自民総裁選、小泉農相が立候補の意向を表明-「党まとまる環境作る」
小泉進次郎農相と林芳正官房長官は16日、自民党総裁選(22日告示、10月4日投開票)に立候補する意向を相次いで表明した。茂木敏充前幹事長、小林鷹之元経済安全保障担当相に続き、4人が名乗りを上げた。
小泉氏は閣議後の記者会見で、12日に地元の後援会役員らに「私の意向を伝えた」と述べ、今後正式な表明に向けて支持する議員らと政策などを積み上げたいとした。
林氏も16日午後、立候補表明の記者会見を行い、「経験や実績を全て使ってこの国のために仕事をしたい」と述べた。具体的な政策は改めて記者会見し、発表する方針を示した。
石破茂首相の辞任表明に伴って臨時で行われる総裁選は小泉氏らに加え、高市早苗前経済安保相も立候補に向けた準備を進めている。昨年の総裁選で上位につけた小泉、高市両氏を軸に5人の争いとなる公算だ。物価高対策や米関税措置への対応に加え、少数与党の国会運営で連立拡大を含めた野党との連携の在り方などが争点になる。
16日の日本市場では円相場が1ドル=146円台後半まで上げ幅を拡大した。小泉氏が総裁選に出馬する意向を表明したことを受け、日銀が利上げをしやすくなるとの見方から円が買われた。債券相場は下落した。
高市氏はこれまでに日銀の利上げ方針に批判的な姿勢を示しており、市場関係者の間では、今後の利上げペースを緩める可能性のあるリーダーと見なす向きもある。一方、小泉氏は、日銀の金利政策に介入する姿勢は比較的薄いと見られている。
公式に見解を示していない高市氏に関しては、出馬する意志を固めたと黄川田仁志衆院議員が11日に明らかにしている。
世代交代の旗手
44歳の小泉氏は、自民の世代交代をもたらす候補と見られている。石破政権下では農相としてコメ価格の引き下げや増産への転換方針を打ち出すなど、農家や地方有権者の反発を招くこともいとわず、変革を試みてきた。
昨年の総裁選では選択的夫婦別姓を認める法案の国会提出や解雇規制の見直しを含めた労働市場改革を掲げたが、党内から反発を受けた経緯がある。
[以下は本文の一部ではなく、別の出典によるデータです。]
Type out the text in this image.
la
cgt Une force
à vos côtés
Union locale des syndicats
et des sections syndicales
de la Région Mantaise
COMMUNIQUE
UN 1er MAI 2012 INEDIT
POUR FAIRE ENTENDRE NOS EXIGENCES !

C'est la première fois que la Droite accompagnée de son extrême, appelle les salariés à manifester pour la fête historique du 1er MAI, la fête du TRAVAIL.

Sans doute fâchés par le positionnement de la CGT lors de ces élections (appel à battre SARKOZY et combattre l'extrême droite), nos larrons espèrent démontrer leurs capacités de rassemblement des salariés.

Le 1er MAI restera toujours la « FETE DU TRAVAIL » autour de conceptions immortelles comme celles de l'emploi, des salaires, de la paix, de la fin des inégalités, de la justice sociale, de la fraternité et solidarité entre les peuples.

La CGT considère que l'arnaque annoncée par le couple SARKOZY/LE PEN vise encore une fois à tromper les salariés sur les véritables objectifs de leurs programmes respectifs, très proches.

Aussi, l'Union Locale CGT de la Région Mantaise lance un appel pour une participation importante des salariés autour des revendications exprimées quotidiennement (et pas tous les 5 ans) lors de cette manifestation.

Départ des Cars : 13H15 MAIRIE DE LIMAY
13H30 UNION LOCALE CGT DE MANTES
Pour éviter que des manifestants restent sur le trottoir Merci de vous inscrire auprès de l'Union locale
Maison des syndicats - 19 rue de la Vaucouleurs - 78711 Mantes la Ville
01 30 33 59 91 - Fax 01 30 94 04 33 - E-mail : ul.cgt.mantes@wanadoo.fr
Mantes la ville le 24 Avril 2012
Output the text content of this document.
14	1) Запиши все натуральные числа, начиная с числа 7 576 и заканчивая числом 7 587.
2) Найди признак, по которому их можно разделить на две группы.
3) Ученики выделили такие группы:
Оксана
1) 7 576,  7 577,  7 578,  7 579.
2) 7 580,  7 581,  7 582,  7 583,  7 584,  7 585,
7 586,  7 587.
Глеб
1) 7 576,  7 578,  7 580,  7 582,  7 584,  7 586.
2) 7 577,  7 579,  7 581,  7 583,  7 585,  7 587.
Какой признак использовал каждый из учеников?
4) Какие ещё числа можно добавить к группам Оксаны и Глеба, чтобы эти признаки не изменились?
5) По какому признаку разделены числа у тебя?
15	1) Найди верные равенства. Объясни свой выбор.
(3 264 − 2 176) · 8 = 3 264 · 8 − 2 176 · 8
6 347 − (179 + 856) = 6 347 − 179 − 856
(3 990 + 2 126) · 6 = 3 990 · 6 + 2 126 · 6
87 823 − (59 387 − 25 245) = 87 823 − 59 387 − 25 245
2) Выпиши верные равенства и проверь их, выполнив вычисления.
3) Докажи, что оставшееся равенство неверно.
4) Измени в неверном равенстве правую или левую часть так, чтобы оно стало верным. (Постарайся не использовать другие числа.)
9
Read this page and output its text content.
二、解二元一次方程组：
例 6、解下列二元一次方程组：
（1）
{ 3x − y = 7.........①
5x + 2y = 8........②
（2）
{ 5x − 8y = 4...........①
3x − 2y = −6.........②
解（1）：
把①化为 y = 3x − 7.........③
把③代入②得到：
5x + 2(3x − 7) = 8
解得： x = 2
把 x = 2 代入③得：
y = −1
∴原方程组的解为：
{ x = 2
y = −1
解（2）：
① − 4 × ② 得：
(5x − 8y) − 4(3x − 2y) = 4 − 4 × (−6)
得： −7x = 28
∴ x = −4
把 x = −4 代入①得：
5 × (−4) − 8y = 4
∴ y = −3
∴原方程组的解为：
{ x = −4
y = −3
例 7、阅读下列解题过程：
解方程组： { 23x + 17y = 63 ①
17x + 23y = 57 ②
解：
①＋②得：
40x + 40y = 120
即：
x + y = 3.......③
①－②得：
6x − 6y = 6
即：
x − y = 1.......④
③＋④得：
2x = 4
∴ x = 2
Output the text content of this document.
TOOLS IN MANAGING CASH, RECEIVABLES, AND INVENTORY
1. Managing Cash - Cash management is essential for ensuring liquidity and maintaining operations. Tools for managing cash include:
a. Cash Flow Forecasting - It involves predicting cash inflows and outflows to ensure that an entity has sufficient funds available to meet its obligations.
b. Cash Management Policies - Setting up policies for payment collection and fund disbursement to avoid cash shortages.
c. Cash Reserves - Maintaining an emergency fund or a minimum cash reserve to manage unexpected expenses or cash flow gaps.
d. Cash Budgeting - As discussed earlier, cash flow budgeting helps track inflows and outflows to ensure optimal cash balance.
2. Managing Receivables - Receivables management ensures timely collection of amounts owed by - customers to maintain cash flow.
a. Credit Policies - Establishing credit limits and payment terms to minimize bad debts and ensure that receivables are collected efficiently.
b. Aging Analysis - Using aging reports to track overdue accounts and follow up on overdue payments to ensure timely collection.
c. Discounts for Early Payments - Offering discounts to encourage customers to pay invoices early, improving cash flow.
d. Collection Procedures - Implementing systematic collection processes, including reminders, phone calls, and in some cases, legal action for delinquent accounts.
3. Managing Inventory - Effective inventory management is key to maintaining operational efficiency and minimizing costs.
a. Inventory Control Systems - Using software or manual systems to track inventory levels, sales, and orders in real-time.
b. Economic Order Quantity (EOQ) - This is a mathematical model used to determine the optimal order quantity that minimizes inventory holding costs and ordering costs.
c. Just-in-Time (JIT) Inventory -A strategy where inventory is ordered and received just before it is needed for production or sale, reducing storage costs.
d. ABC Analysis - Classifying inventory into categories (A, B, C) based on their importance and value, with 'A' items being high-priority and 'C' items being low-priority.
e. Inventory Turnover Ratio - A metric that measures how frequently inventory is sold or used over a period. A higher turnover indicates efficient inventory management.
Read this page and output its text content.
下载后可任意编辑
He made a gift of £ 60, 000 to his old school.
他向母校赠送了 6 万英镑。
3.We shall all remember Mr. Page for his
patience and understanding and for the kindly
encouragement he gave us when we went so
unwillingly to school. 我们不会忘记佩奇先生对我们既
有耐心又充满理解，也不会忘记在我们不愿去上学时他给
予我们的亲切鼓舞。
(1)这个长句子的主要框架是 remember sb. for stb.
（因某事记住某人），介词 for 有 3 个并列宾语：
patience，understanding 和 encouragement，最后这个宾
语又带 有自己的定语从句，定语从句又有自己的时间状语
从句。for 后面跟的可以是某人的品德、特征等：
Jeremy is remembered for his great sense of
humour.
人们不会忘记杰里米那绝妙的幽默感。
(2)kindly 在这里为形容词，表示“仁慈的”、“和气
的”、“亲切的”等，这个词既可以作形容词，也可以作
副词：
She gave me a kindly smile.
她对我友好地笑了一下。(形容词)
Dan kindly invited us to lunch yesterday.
16日の会見で小泉氏は、自民は大変厳しい状況にあるとして「党内がしっかりまとまること、皆が一つになれる、そういった環境を作れるかどうかが今回は重要だ」と指摘。今回の総裁選では党内で意見の割れる政策を封印する可能性もある。
保守層
総裁選は党所属国会議員の295票と同数に換算した党員・党友票の計590票を争う。与党が大敗した参院選では「日本人ファースト」を掲げる参政党が躍進。総裁選では同党などに流れたとされる保守層の支持を引き戻すか、改革推進で党の刷新を前面に出すのかも問われる。
こうした中、小泉氏は、加藤勝信財務相に対し、自身の陣営の選対本部長就任を要請し、承諾を得たことも明らかにした。加藤氏は安倍晋三政権下で官房副長官、党総務会長などの要職を歴任した。加藤氏の陣営入りでリベラル色を薄める狙いがあるとみられる。
加藤財務相は16日の閣議後会見で、「今回は応援団という立場で総裁選に当たっていきたい」と述べた。昨年立候補した総裁選や財務相としての経験を踏まえ、小泉氏の支援に回る判断に至ったという。小泉氏は「心強く思っている」と述べた。
一方、既に出馬の意思を示していた小林氏は午後の記者会見で「新たな所得税制」などを柱とする公約を発表。中間層・現役世代を支援するため、期限を区切った定率減税と控除・税率構造を含めた抜本見直しに取り組む考えを明らかにした。消費税減税も、内需喚起の選択肢で俎上(そじょう)に乗せることもあり得るとした。
共同通信が11、12両日に実施した世論調査で、「次の自民総裁にふさわしい人」として高市氏と回答した人が28.0%でトップだった。小泉氏が22.5%、林氏が11.4%と続いた。